The main challenges have historically been in children’s social work and this continues; 74 per cent of councils have difficulties in 2015/16 and 72 per cent reported difficulties in 2009/10 recruiting in this area. 

55 per cent of Shire districts especially report recent difficulties for planning officers so it can be argued that some longstanding and some fairly new issues combine to demonstrate that much more work is needed on stable long-term recruitment and retention policies. 


In 2015/16 there was a median of 11 apprentices, 10 work experience placements and one graduate placement per council. In 2009 the average number of apprentices was 10, so the intervening years have not brought much net change as yet. 

Training spend per head and level of off-the-job training 

The average spend per head on training in 2008/09 was £273; in 2015/16 it was £159 which is a considerable real-term cut. The figure represents a potential spend of £175m in 2015/16

On average 0.95 days were spent on off-the-job training per employee,  a potential of 1 million training days across local government in 2015/16

Leadership diversity 

In 2015/16 on average 45.4 per cent of the top five per cent of earners were women, 4.2 per cent were from BAME groups and 3.1 per cent had a disability. 

In 2009 the figures showed an average of 40 per cent of the top five per cent of earners in councils were women, an average of 3 per cent had a disability, and an average of 2 per cent came from BAME groups, a marginal improvement. 

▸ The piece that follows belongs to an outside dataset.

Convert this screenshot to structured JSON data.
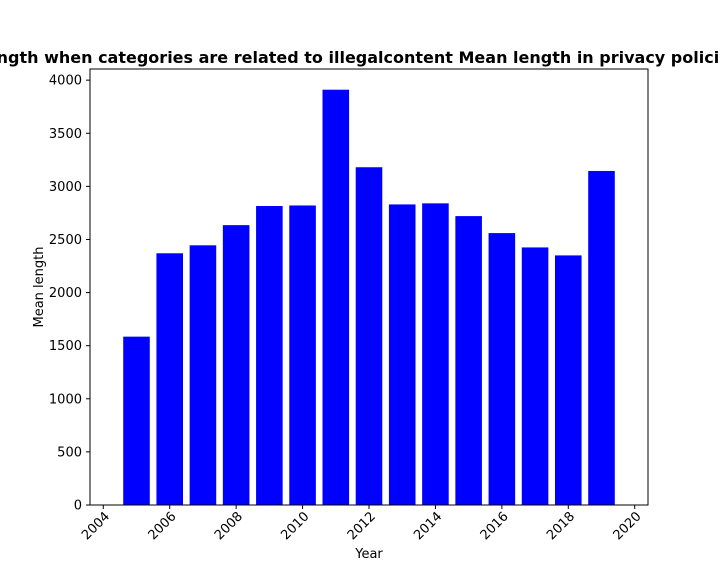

By way of a quick comparison with the general population, based on 2011 census, 21 per cent of the working age population identified with an ethnic group other than white British.

Pay bill 

The total gross pay bill in England and Wales, which comprises the basic pay bill plus all additional pay elements (which, for example, includes overtime, shift premium pay, bonus and incentive payments) was £22.2 billion in 2014/15.

Pay rates 

The median FTE gross pay rate for full-time staff was £25,520 and for part-time staff was £17,280 in 2014/15.

Workforce attitudes

To improve engagement and performance, we need to understand the views and attitudes of the workforce. All councils need to ensure that they make strong efforts to have a dialogue with the workforce and tools are available to help them do this.

Across the workforce as a whole, in 2016 the LGA, working with the PPMA, commissioned the New Local Government Network to carry out a major piece of research called Outside the Box . 

One of the questions asked of a sample of employees in the report was about their motivations for working in local government. The answers are shown in the chart below. We can see not just the continued importance of ethos, work/life balance, pensions and even job security (despite recent redundancy programmes) but also the lower importance attached to terms and conditions and career development. It is arguable that this is because expectations are low to begin with and there is therefore a challenge to improve this picture and to deliver long term sustainability both in the current workforce and in attracting the workforce of the future.